I was always full of imagination. I liked to pretend because we lived out of town and from the age of nine, I was the only kid at home. My brothers and sister had already moved out and my parents no longer worked. My dad was retired from the Army, and mom was a housewife. When you have no siblings to play with at home, you come up with imaginative ways to entertain yourself. There were no video games, no 200 cable channels, no television in every room. Board games, Barbie Dolls, and puzzles were the extent of my entertainment at nine years old. I wrote stories, drew pictures, and spent my time pretending I was a princess, dancer, hunter, fireman, bus driver, and many other things. I remember jumping on all fours from couch to chair and told my mom I was a big cat like in the Jungle Book. I growled and acted as fierce as a nine year old in a red jumper could act as a jungle cat on a couch. She always smiled and walked away.
As I aged a few years, my exposure to elders in nursing homes and stories on the news changed my pretend games. I wondered what it would be like to be unable to walk like Andy Hardy’s dad in a wheelchair. I wondered what it would be like to be blind like Helen Keller. I walked around the house one Saturday feeling things with my eyes closed. I dressed, brushed my teeth, and ate with my eyes closed. Mom never said anything when I did these strange things. She was great at letting me pretend things.

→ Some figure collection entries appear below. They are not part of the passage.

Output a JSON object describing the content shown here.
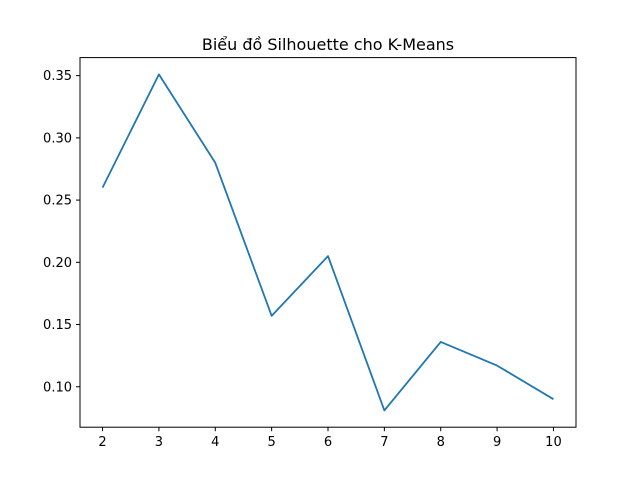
{
  "chart_data": {
    "type": "line",
    "title": "Biểu đồ Silhouette cho K-Means",
    "xlabel": "",
    "ylabel": "",
    "x": [
      2,
      3,
      4,
      5,
      6,
      7,
      8,
      9,
      10
    ],
    "series": [
      {
        "values": [
          0.26,
          0.351,
          0.28,
          0.157,
          0.205,
          0.081,
          0.136,
          0.117,
          0.09
        ],
        "color": "#1f77b4"
      }
    ],
    "xlim": [
      1.6,
      10.4
    ],
    "ylim": [
      0.0675,
      0.3645
    ],
    "xticks": [
      2,
      3,
      4,
      5,
      6,
      7,
      8,
      9,
      10
    ],
    "yticks": [
      0.1,
      0.15,
      0.2,
      0.25,
      0.3,
      0.35
    ],
    "ytick_labels": [
      "0.10",
      "0.15",
      "0.20",
      "0.25",
      "0.30",
      "0.35"
    ],
    "grid": false,
    "legend": "none"
  }
}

I remember not using my right hand for a day. I wrote with my left, and tried to do everything else left handed. I used my toes to grab a pencil and write. Mom was entertained by this extreme behavior at times. It never lasted too long that she worried I needed a “special” doctor. I was home sick with ear infections a lot as a kid so she was used to my imagination. I created whole worlds with paper and pencils and my stuffed animals sitting in as my classroom or audience.
The empathy I learned by pretending gave me a clearer understanding of the need for patience later in life as a nurse. As I currently care for a stroke patient who has no use of her left hand, I remember that day as a child that I spent using only one hand and my feet all day to write, eat, and dress. Freedom of imagination led me to find out through pretending just what I could become in life and how limitless were my options.